Apa yang ingin kamu sampaikan? Tema bisa berupa cinta, persahabatan, perjuangan, pengkhianatan, keberanian, kehilangan, dll.
Tips: Ambil dari pengalaman sehari-hari atau isu yang sedang hangat.
Contoh: Tema: Cinta segitiga dan kesalahpahaman rasa sayang.
Tentukan siapa saja tokohnya, bagaimana sifat, latar belakang, dan peran mereka.
Tips: Jangan terlalu banyak tokoh agar cerpen tetap fokus.
Contoh Tokoh:
Aurel: gadis cantik, kehilangan ayah, rindu kasih sayang.

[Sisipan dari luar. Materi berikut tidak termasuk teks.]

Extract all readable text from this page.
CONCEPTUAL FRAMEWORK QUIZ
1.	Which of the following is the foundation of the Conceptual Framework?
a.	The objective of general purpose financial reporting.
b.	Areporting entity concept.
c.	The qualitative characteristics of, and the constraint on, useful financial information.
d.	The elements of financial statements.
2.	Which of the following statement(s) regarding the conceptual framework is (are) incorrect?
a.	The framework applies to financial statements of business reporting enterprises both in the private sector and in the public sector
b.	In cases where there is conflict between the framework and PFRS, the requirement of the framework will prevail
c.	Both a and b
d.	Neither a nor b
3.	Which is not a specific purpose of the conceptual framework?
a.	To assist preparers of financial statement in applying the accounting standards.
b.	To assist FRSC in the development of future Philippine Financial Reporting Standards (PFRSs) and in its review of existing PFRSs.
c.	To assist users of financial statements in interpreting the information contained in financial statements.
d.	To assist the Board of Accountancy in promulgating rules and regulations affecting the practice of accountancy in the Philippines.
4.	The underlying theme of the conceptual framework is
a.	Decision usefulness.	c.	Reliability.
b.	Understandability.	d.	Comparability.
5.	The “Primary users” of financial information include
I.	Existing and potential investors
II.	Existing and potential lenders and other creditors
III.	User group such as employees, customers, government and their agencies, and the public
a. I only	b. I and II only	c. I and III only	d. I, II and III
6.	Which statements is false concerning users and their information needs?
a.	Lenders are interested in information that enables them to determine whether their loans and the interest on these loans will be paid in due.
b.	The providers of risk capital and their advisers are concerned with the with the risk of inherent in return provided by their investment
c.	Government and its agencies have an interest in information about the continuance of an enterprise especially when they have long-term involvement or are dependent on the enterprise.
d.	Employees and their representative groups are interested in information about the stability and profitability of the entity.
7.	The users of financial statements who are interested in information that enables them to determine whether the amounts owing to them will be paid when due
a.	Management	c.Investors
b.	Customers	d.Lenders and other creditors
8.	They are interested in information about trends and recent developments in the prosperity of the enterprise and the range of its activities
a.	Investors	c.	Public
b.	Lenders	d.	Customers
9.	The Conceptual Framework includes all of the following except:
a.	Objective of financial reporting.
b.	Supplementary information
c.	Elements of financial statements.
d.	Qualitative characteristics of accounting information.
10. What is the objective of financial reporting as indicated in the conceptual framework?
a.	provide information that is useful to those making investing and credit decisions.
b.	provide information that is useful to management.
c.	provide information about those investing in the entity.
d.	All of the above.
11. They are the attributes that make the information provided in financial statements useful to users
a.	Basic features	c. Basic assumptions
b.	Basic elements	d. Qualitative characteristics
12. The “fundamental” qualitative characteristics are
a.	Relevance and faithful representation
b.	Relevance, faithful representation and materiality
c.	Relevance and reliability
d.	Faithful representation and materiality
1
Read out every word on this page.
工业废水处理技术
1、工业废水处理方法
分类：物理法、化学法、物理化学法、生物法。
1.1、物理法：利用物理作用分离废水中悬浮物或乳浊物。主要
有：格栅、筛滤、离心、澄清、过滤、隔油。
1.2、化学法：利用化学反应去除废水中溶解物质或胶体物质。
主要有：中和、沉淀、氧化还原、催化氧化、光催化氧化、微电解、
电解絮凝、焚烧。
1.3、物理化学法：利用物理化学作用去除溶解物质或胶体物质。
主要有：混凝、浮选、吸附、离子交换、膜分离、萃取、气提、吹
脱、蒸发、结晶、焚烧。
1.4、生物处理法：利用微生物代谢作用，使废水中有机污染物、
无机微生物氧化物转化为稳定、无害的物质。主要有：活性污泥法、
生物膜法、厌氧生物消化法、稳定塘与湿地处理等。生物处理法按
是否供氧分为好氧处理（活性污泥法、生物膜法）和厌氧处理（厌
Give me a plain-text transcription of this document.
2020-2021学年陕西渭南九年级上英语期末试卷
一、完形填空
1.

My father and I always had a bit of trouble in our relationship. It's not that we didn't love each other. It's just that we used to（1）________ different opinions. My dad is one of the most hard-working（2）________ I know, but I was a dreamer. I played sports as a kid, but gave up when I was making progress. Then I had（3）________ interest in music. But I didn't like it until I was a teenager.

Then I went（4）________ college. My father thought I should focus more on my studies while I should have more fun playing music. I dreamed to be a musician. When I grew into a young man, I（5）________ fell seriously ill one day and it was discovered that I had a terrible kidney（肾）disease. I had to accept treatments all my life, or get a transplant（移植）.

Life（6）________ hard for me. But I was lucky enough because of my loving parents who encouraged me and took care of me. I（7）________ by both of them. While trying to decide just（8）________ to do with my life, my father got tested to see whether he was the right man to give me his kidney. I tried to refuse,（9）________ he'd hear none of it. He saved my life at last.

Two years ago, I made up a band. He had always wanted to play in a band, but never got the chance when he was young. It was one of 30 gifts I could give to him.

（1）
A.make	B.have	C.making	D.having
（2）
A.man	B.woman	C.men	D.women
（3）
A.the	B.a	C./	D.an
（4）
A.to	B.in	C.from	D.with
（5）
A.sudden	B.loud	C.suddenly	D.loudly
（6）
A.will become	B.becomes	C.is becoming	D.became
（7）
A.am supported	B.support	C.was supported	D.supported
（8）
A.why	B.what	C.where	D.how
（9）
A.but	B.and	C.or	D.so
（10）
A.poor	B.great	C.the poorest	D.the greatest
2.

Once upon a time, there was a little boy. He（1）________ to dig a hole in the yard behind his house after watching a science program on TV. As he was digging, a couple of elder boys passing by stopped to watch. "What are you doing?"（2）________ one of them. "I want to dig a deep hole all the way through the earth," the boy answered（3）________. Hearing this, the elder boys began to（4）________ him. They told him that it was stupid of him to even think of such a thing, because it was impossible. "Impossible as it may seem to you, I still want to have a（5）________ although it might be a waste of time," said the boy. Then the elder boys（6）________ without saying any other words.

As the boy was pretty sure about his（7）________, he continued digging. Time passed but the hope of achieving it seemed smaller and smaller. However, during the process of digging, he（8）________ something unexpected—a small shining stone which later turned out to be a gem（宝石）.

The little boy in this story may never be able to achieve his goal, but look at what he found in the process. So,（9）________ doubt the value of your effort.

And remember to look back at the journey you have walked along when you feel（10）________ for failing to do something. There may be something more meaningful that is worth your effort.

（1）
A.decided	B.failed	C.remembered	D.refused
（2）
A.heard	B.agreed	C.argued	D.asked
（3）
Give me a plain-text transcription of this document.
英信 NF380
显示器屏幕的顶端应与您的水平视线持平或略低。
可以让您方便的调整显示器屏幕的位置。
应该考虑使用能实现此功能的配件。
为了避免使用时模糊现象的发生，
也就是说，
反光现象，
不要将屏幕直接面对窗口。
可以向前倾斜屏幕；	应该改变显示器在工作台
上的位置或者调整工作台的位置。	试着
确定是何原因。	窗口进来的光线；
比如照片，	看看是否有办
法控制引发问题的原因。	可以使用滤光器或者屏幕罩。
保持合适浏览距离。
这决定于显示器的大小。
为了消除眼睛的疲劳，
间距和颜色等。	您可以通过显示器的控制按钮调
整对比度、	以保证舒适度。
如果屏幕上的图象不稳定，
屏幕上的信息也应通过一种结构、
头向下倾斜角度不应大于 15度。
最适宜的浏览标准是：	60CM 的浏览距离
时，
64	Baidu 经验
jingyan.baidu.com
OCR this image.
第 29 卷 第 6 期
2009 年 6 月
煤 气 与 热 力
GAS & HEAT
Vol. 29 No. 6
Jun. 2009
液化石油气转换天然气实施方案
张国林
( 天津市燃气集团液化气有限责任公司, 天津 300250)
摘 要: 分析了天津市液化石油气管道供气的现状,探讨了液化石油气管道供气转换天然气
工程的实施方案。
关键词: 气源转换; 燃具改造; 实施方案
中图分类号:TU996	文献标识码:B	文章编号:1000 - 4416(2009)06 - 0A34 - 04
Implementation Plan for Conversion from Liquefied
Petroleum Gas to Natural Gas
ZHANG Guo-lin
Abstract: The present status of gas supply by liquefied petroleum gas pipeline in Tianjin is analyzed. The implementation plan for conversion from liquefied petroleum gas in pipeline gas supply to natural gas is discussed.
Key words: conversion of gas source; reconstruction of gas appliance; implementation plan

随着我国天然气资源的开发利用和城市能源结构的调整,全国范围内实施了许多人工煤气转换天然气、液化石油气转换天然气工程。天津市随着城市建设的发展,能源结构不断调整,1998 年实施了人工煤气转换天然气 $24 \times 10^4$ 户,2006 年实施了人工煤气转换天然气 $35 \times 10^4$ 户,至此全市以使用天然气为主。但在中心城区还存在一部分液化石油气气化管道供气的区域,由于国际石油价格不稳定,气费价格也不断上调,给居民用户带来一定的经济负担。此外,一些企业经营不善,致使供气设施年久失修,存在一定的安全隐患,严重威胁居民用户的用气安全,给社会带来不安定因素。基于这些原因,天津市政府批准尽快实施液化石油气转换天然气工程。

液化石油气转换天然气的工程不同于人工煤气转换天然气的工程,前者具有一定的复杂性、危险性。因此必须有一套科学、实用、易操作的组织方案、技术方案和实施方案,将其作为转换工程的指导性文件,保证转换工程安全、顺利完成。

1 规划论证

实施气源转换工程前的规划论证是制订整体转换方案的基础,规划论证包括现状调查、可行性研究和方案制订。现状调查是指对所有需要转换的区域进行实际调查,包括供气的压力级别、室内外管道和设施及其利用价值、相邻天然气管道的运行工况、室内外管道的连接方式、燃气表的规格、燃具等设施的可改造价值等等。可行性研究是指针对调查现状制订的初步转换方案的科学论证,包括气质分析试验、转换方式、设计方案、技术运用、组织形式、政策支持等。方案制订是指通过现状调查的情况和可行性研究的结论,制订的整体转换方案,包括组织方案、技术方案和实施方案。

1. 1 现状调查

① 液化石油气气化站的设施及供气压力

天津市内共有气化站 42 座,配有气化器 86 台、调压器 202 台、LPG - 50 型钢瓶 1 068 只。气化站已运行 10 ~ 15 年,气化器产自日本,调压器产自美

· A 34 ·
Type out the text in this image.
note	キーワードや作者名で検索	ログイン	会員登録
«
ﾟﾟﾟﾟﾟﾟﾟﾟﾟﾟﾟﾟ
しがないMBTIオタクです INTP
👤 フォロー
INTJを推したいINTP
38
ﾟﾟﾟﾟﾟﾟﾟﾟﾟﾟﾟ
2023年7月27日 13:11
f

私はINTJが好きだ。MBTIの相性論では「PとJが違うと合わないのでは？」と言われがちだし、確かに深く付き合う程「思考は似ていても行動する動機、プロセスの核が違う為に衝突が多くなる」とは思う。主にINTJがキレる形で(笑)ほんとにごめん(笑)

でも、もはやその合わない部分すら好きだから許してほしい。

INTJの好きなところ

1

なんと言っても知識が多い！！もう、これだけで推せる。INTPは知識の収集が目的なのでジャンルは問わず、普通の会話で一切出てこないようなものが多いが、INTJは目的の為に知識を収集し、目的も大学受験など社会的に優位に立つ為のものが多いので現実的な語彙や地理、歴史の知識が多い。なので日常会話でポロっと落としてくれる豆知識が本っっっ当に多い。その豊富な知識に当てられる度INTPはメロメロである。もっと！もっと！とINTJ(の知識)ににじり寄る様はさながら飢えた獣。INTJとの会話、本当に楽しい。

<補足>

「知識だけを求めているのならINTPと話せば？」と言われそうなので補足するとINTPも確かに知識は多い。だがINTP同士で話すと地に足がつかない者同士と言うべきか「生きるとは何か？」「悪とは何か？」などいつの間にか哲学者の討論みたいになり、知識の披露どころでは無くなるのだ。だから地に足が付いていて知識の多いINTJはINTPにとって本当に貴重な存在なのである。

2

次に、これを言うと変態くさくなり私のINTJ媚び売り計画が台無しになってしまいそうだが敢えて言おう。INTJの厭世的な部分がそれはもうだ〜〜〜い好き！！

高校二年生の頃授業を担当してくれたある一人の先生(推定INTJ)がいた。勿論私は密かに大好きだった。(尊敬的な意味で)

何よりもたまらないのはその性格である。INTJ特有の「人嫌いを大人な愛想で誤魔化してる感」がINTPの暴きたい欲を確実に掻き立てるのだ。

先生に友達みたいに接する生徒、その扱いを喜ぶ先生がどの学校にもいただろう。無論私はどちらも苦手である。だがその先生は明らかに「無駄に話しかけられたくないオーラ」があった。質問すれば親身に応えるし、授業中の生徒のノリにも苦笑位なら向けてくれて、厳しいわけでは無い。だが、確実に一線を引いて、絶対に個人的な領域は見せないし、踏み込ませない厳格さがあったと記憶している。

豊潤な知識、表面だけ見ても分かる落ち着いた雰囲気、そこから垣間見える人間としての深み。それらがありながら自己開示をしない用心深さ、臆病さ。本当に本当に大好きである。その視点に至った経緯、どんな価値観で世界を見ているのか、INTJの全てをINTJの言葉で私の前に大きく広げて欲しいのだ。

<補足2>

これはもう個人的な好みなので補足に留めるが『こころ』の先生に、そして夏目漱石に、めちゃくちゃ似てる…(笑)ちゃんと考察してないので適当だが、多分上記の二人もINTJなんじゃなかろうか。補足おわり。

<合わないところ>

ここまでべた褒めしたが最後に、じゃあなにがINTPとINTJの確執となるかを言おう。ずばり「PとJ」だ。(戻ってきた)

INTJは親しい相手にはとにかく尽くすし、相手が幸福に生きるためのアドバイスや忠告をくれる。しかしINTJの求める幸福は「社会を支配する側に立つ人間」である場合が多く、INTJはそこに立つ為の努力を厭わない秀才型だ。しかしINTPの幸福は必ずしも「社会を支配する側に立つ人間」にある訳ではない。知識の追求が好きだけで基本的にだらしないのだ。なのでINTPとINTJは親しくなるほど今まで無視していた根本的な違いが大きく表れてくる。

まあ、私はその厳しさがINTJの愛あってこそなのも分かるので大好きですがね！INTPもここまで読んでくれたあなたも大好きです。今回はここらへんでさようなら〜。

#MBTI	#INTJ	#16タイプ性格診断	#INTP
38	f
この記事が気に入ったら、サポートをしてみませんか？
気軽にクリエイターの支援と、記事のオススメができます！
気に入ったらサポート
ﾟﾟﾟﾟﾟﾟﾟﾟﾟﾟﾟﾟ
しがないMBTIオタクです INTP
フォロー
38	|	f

Revan: pria tampan, perhatian, sudah punya tunangan.
Cinta: tunangan Revan.
Pilih sudut pandang:
Orang pertama (aku)
Orang ketiga (dia)
Tips: Gunakan orang pertama untuk cerita yang emosional.
Contoh: Sudut pandang orang pertama: Aurel sebagai "aku".
Gunakan alur yang jelas:
Awal: Perkenalan tokoh dan konflik awal
Tengah: Puncak masalah
Akhir: Penyelesaian masalah
Tips: Bisa gunakan alur maju, mundur, atau campuran.
Tentukan tempat, waktu, dan suasana. Latar yang kuat membuat cerita lebih hidup.
Contoh Latar:
Tempat: Pantai, sekolah, rumah Revan.
Waktu: Pagi hari, sore mendung.
Suasana: Sunyi, rindu, hangat.
Konflik adalah jantung cerita. Tanpa konflik, cerita jadi hambar.
Contoh Konflik:
Aurel salah paham dengan perhatian Revan, dikira cinta, padahal hanya kasihan.
Gunakan majas, dialog, dan kalimat yang mudah dimengerti tapi tetap indah.
Tips: Hindari kalimat bertele-tele, fokus pada emosi dan aksi.
Akhir cerita bisa bahagia, sedih, menggantung, atau mengejutkan (twist).
Contoh Akhir:
Aurel akhirnya sadar bahwa Revan hanya memberi perhatian sebagai kakak, bukan cinta. Ia belajar memaknai kasih sayang yang sesungguhnya.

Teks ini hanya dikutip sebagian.